Programmatic platforms are making quick work in transitioning how they price inventory.
In March, demand-side platform (DSP) Getintent analyzed 338 billion ad impressions across 39 US supply-side platforms (SSPs) and found that 43.3% of impressions were sold through first-price auctions. That figure was significantly higher than in December 2017, when just 5.8% of the 171 billion impressions analyzed were sold that way.
In a second-price auction, the highest bidder wins, but the price paid is the second-highest bid. Programmatic platforms have typically run second-price auctions, but over the past year many platforms have switched to first-price models, in which the highest bid determines the clearing price.

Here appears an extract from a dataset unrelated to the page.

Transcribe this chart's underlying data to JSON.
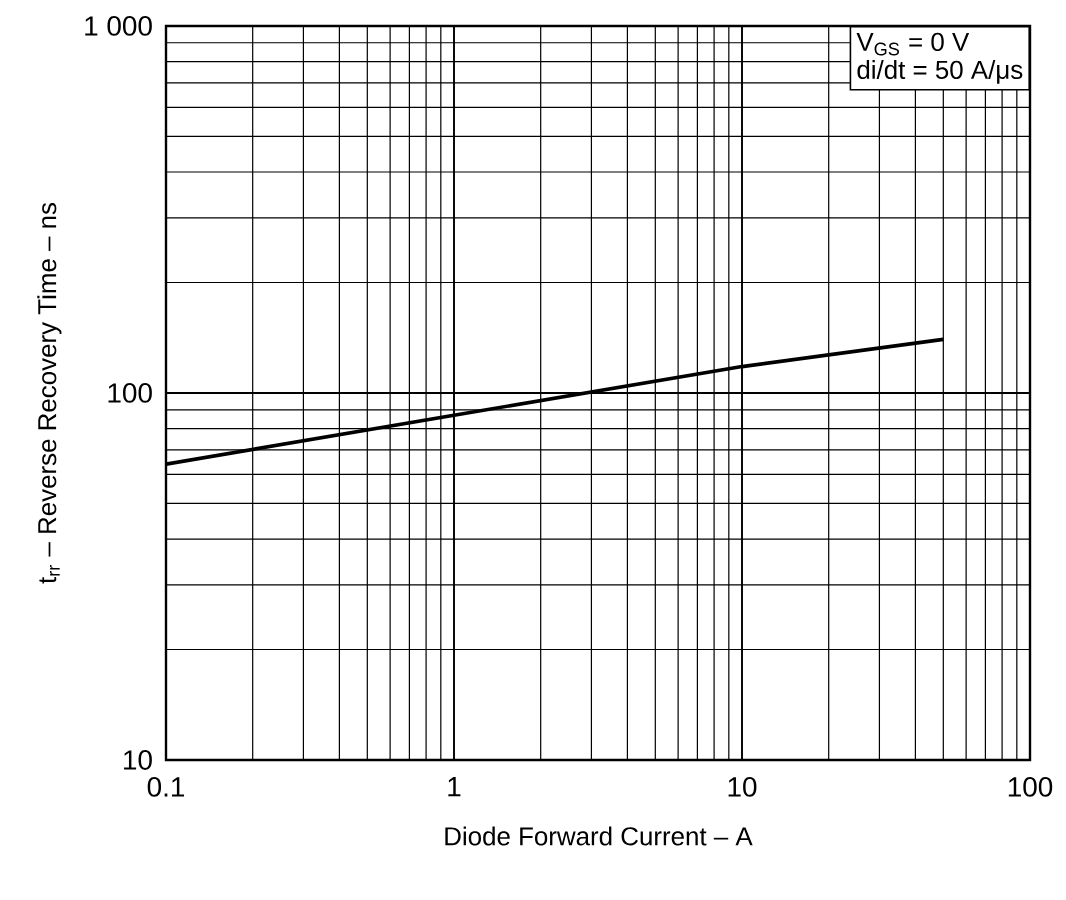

Each platform has used a different approach in transitioning to first-price auctions, with some companies leaving it up the publisher to decide how the inventory will be sold, while others mandate the pricing changes for all of their customers. Getintent estimated that platforms like PubMatic and OpenX sell between 40% and 60% of their inventory through first-price auctions. Meanwhile, Index Exchange sells virtually of all its inventory that way. While a few SSPs had volatile month-to-month swings in the amount of inventory sold through first-price auctions, in most instances there was a steady uptick in first-price impressions from December to March, according to the study.
It’s also worth noting that the 39 SSPs Getintent analyzed are of varying sizes, meaning that changes by the top SSPs will have a bigger impact on the industry than those made by smaller platforms. Even though 43% of impressions were sold via first-price auctions, just 20% of the SSPs Getintent analyzed allowed first-price sales.

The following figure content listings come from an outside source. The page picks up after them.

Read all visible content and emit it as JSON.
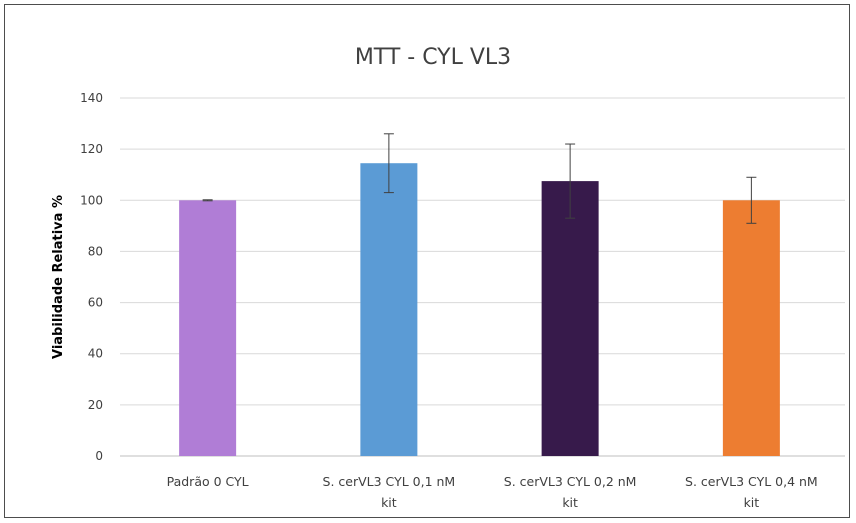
{
  "chart_data": {
    "type": "bar",
    "title": "MTT - CYL VL3",
    "xlabel": "",
    "ylabel": "Viabilidade Relativa %",
    "ylim": [
      0,
      140
    ],
    "yticks": [
      0,
      20,
      40,
      60,
      80,
      100,
      120,
      140
    ],
    "grid": true,
    "categories": [
      [
        "Padrão 0 CYL"
      ],
      [
        "S. cerVL3 CYL 0,1 nM",
        "kit"
      ],
      [
        "S. cerVL3 CYL 0,2 nM",
        "kit"
      ],
      [
        "S. cerVL3 CYL 0,4 nM",
        "kit"
      ]
    ],
    "values": [
      100,
      114.5,
      107.5,
      100
    ],
    "errors": [
      0.2,
      11.5,
      14.5,
      9
    ],
    "colors": [
      "#b07dd6",
      "#5b9bd5",
      "#371a4b",
      "#ed7d31"
    ]
  }
}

“The share of the first-price auction [impressions] is significantly bigger, since it’s mainly bigger SSPs that have made a move to the first price, and they offer more supply,” said Anna Astapenko, Getintent’s marketing manager.
It’s relevant for programmatic ad buyers to be aware of how auction pricing is changing, because different pricing structures require different strategies.
If buyers wrongly believe they’re bidding on a second-price auction, they’ll end up paying more than they anticipate. And if they wrongly think they’re bidding into a first-price setup, they won’t pay enough to win the inventory they seek. As first-price adoption continues to gain momentum, ad buyers should take care to understand the ongoing pricing changes to ensure that they’re getting what they believe they paid for.